Es werden zwar bessere Ergebnisse bei den Google Tests (TestmySite und Pagespeed insights) erzielt, aber "schnell" wird das Ding dadurch nicht. Dies zeigt sich insbesondere dann, wenn die tiefschürfenden Tools auf die Seite losgelassen werden. Dort zeigt sich dann, dass eine Optimierung der Seite (insbesondere hinsichtlich des Datenvolumens und des Wasserfalls) unerlässlich ist.
In dieser Beschreibung gehen wir auf die einzelnen Aspekte der weiterführenden Tools nicht näher ein, da wir lediglich einen globalen Vergleich zwischen "altem" und "neuem" Auslieferungsprotokoll fahren wollten.

HTTP/2 ist gerade am Anfang

Bei der Einrichtung des Vergleichs mussten wir feststellen, dass es bereits eine gewisse Anzahl an Hostern gibt, die HTTP/2 zur Verfügung stellen. Jedoch gibt es hier noch enorm viel Steigerungspotenzial. Darüber hinaus muss auch auf die Serverkonfiguration geachtet werden und mit dem Hoster abgestimmt werden.
Insgesamt muss an dieser Stelle gesagt werden, dass zwischen dem Stand der Technik und der tatsächlichen Verfügbarkeit eine große Lücke herrscht.

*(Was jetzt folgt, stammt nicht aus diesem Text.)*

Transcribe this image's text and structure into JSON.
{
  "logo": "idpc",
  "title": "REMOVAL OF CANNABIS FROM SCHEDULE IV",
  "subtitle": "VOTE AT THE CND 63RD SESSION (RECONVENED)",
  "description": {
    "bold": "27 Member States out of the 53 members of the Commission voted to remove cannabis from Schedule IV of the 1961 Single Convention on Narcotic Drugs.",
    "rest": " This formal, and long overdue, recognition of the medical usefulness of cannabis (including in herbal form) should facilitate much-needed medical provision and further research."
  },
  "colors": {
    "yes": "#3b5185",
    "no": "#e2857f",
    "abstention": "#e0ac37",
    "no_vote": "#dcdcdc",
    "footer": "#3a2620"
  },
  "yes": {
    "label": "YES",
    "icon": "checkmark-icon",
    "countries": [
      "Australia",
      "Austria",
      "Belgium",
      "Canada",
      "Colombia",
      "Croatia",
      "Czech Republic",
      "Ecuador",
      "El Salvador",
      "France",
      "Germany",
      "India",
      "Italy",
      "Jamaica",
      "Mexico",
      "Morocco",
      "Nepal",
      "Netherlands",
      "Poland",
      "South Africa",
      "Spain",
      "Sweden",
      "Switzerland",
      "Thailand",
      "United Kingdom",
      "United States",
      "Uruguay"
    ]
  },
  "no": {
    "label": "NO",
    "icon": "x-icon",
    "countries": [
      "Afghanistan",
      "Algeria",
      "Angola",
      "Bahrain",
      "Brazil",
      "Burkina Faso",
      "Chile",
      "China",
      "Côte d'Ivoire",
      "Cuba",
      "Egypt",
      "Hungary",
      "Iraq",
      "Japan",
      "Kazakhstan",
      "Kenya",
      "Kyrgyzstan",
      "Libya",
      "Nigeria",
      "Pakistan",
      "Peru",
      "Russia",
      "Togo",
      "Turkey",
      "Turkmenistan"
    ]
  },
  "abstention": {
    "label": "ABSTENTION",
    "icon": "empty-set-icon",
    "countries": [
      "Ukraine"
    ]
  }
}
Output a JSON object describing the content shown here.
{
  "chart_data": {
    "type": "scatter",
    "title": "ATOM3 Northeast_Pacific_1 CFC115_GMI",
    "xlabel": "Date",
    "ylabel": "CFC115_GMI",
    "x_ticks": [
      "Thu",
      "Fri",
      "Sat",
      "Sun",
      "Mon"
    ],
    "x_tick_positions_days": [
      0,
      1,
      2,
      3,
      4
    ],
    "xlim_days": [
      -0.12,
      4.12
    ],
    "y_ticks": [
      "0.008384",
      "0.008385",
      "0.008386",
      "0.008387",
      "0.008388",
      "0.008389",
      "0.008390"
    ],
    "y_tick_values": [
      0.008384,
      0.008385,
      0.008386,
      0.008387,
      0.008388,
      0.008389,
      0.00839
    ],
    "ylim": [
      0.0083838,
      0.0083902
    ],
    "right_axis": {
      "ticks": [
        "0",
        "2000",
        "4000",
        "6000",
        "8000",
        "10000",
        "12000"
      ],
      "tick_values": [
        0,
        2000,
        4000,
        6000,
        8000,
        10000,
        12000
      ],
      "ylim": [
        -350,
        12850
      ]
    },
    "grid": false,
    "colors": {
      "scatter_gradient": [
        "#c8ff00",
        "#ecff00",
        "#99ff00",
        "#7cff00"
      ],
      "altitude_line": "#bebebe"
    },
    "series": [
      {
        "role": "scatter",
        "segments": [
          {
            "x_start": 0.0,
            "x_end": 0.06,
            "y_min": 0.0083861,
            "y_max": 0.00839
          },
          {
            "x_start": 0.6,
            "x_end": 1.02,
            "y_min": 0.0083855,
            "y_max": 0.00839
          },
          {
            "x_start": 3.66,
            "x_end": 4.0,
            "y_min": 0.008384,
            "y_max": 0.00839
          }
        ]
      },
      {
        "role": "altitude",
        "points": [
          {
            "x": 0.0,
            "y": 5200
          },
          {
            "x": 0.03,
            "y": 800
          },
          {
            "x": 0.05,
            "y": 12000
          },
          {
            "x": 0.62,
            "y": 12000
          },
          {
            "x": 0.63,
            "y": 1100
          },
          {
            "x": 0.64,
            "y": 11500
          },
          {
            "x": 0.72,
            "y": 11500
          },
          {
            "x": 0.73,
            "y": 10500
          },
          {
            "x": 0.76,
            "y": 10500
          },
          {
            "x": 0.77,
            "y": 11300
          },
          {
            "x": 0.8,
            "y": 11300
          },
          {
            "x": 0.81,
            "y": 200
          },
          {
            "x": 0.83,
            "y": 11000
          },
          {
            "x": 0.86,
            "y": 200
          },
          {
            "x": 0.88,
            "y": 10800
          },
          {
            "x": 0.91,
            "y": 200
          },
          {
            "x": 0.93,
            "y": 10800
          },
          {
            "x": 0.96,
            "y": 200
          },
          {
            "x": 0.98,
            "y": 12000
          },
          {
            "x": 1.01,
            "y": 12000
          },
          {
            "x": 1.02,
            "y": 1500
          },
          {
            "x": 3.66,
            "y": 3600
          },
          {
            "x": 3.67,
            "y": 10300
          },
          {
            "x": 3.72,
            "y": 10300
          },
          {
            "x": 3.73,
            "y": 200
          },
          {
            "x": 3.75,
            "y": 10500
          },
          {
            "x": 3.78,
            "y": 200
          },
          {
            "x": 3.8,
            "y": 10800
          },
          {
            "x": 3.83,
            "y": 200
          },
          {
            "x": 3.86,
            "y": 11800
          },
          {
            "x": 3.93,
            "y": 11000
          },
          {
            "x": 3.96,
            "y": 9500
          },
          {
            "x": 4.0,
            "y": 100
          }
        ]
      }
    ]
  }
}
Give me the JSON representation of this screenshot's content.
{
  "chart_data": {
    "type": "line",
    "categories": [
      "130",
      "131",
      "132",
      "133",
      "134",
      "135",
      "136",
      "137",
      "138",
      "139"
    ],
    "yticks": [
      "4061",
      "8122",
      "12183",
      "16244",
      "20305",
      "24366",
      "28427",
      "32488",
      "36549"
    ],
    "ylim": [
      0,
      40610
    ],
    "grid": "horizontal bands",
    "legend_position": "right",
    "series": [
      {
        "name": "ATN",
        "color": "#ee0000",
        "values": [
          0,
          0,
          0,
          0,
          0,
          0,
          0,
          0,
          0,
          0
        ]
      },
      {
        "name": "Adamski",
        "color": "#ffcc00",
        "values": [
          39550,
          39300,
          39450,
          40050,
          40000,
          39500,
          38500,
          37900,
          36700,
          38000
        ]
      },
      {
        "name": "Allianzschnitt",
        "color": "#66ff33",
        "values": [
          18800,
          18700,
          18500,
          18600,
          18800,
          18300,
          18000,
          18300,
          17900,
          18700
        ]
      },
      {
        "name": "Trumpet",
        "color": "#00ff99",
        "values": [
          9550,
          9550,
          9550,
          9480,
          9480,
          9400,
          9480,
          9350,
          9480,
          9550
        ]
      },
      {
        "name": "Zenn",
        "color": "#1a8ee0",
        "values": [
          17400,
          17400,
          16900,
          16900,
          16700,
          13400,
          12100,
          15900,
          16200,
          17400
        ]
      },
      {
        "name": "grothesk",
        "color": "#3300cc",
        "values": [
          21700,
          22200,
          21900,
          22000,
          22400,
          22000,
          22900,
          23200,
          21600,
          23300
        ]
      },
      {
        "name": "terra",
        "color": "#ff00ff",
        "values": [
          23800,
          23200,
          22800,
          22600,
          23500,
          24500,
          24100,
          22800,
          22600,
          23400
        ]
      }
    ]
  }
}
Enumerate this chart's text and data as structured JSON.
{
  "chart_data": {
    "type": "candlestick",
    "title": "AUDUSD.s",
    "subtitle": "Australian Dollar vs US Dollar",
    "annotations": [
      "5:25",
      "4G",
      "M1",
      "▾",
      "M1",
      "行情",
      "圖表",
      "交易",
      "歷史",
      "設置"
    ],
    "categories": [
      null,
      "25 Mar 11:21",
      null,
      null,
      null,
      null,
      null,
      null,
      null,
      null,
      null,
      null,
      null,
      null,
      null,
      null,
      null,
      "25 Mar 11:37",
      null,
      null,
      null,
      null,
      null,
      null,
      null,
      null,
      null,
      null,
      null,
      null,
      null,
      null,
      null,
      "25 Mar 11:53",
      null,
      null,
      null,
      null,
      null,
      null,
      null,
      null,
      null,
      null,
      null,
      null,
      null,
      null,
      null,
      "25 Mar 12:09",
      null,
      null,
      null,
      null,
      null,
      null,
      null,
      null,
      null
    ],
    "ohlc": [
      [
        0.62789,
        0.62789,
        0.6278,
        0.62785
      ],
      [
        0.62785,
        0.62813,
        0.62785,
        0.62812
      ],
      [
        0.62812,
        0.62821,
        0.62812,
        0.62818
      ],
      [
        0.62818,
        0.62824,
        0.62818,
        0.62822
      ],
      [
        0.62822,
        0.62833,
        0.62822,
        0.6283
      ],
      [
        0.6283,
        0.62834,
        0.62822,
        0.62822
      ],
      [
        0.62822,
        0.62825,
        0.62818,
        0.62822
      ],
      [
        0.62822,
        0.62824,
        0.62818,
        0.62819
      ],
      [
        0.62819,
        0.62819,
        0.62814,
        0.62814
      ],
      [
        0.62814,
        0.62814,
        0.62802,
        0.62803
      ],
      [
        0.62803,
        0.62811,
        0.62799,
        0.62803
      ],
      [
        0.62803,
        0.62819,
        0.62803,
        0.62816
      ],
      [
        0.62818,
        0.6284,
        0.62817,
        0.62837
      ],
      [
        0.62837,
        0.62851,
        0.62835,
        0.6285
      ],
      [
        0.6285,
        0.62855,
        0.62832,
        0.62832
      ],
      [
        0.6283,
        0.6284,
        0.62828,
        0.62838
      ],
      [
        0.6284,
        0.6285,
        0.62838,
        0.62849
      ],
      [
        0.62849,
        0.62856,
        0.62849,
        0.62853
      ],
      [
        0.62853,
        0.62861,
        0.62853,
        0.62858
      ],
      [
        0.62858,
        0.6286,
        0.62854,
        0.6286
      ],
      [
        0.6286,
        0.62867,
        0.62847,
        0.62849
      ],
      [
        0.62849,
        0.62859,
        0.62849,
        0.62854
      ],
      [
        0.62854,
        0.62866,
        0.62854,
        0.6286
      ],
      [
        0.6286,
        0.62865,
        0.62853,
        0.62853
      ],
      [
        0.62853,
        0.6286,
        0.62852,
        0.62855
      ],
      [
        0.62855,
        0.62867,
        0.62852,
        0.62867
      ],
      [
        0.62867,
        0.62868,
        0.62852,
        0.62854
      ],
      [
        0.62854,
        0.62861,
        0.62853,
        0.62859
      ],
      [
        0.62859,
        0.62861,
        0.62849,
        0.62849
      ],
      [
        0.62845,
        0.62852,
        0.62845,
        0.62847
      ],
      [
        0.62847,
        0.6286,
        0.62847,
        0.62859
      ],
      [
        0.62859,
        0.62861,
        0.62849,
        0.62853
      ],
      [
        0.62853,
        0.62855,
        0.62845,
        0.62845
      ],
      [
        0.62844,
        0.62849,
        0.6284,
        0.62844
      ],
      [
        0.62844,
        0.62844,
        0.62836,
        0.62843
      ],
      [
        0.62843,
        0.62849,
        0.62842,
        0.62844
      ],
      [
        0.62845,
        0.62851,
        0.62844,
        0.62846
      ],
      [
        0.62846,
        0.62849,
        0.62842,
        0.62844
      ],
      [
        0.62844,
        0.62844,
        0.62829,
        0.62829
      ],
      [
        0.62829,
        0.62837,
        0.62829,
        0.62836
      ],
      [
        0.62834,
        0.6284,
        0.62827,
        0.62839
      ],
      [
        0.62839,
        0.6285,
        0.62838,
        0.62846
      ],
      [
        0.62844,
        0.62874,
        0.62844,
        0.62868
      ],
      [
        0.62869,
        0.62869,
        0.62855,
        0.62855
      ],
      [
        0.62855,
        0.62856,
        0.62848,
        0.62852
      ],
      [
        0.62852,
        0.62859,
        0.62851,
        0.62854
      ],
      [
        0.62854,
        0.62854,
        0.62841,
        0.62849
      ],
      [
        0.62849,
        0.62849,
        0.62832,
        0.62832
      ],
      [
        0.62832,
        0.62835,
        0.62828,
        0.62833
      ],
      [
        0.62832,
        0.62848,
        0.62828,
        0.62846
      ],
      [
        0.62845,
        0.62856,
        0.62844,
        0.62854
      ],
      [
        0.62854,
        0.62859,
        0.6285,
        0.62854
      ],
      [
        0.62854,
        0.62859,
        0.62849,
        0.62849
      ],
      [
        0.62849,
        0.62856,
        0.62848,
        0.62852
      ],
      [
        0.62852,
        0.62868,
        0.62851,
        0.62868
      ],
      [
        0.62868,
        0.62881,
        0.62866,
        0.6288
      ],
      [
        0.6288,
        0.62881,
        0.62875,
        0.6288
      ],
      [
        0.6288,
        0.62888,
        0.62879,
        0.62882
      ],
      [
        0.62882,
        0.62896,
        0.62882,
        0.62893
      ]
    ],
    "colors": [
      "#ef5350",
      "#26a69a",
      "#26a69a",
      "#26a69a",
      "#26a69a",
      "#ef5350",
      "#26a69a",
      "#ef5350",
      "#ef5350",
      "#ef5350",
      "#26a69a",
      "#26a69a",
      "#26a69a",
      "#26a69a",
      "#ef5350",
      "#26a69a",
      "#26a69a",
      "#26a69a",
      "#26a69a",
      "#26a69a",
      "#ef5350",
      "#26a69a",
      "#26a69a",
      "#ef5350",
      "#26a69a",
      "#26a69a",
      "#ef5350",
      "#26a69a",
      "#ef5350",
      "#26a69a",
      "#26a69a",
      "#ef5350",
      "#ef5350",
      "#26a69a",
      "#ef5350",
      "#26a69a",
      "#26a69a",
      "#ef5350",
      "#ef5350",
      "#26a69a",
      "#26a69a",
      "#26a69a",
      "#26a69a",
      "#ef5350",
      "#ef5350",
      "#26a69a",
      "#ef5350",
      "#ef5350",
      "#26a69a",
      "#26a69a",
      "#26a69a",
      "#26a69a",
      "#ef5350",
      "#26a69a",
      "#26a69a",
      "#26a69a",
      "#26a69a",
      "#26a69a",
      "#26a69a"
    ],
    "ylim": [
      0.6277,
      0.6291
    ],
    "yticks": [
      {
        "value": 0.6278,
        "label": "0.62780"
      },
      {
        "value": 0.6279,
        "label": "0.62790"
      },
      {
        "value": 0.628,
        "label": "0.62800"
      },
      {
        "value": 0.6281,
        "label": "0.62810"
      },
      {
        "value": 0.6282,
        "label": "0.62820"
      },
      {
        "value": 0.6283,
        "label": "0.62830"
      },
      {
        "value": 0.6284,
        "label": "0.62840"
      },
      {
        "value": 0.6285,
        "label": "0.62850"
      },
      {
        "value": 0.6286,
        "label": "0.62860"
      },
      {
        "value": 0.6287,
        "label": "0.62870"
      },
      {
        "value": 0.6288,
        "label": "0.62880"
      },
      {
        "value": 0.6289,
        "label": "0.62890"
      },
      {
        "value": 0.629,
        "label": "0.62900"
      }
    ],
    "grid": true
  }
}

Wer also ganz vorne mitspielen will, sollte in der Lage sein, einen Server selbst (und richtig!) betreiben zu können und seine Seite gut zu optimieren.

Server Pushing muss beim Server eingestellt sein

Das Push-Verfahren hat leider gar keine Vorteile gebracht. Wir haben dann beim Hostingprovider nachgefragt und zu unserer großen Überraschung erfahren, dass das Push-Verfahren Serverseitig gar nicht eingerichtet war.
Das Push-Verfahren verspricht schon ein sehr spannendes Feature zu sein. Es wird sich ganz sicher lohnen, diesem Verfahren eine hohe Aufmerksamkeit zu widmen.